Before the pandemic, “we couldn’t go up as quickly on dosage to get to the appropriate dosage that stops cravings of opioids,” said Dr. Andrew Tompkins, head of UCSF’s Division of Substance Abuse and Addiction Medicine. “And all counseling had to be face-to-face. We weren’t allowed to use telehealth or telephone.”

Now about 82% of patients in the program qualify for at least one take-home dose, up from the roughly 25% who qualified before the pandemic, Tompkins said.

And so far, concerns about take-home methadone doses leading to increased overdoses “have not borne out” (PDF), according to a recent UCSF report. In observing opiate treatment programs in five different states, the study's authors found no significant increase in methadone diversion or overdose after take-home regulations were relaxed in 2020, as compared to previous years.

The study goes on to suggest that expanding methadone and buprenorphine treatment options can begin to address some of that history of “medical racism and treatment segregation.”

A recently proposed federal rule change could make the loosened opiate treatment rules permanent. Specifically, it would allow providers to continue prescribing take-home doses of methadone and allow treatment programs to be initiated through telehealth consultations.
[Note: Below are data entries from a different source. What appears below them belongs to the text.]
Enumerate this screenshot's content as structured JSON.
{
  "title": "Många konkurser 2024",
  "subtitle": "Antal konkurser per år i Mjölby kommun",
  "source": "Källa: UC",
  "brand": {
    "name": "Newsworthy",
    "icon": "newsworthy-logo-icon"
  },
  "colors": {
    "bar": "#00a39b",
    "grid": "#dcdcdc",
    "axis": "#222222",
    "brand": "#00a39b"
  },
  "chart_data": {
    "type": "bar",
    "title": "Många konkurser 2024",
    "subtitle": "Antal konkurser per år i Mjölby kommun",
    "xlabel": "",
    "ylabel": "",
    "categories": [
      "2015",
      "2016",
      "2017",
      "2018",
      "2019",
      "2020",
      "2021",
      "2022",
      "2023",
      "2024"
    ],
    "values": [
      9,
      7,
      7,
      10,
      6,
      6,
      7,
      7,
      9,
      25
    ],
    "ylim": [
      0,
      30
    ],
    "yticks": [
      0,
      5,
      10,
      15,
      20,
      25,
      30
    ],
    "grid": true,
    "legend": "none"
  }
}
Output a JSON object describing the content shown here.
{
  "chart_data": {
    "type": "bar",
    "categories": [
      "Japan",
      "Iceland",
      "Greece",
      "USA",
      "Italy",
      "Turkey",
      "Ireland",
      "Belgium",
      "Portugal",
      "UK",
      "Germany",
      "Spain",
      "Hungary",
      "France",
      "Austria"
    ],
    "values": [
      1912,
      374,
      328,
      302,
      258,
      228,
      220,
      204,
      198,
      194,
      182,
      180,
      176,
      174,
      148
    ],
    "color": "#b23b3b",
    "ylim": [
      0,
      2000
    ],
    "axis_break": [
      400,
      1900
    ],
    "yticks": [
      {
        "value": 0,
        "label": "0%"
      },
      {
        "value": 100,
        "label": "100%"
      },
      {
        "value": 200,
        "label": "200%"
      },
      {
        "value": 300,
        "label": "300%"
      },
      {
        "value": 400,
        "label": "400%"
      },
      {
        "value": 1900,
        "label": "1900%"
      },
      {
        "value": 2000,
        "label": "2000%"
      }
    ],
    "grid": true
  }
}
Being able to receive take-home medication has been a welcome change for patients like Debra Allen, a Tenderloin resident, who has attempted opioid treatment for years to combat her cocaine and heroin addiction.

The mobile clinic allows her to more easily hop on and off the bus to pick up her medication, and it’s a calmer environment than the buzzing methadone clinic inside the hospital, she said.

A Black woman drinks out of a disposable cup, as a nurse behind a window watches.
Patient Debra Allen takes her methadone dose while speaking with nurse Heather Cruz at OTOP's mobile methadone clinic at San Francisco General Hospital on Feb. 10, 2023. (Beth LaBerge/KQED)

“This site is nice. I’ve been here a long time. Other ones are nasty and dirty. Here they keep the bathroom clean,” Allen said.

“You can be using so long you get immune and you have to go up [with your dosage],” she said, adding that this treatment approach “makes me not want heroin.”

Lombardo, one of the longtime patients, said she’ll keep returning for treatment as long as the vans are around.

“I don’t have to use the junk out there anymore. I’ve lost a lot of people I know to that,” she said. To other folks who might be considering treatment, she recommended the mobile clinics: “Take the time to try it. The more you put into it, the more you will get out of it.”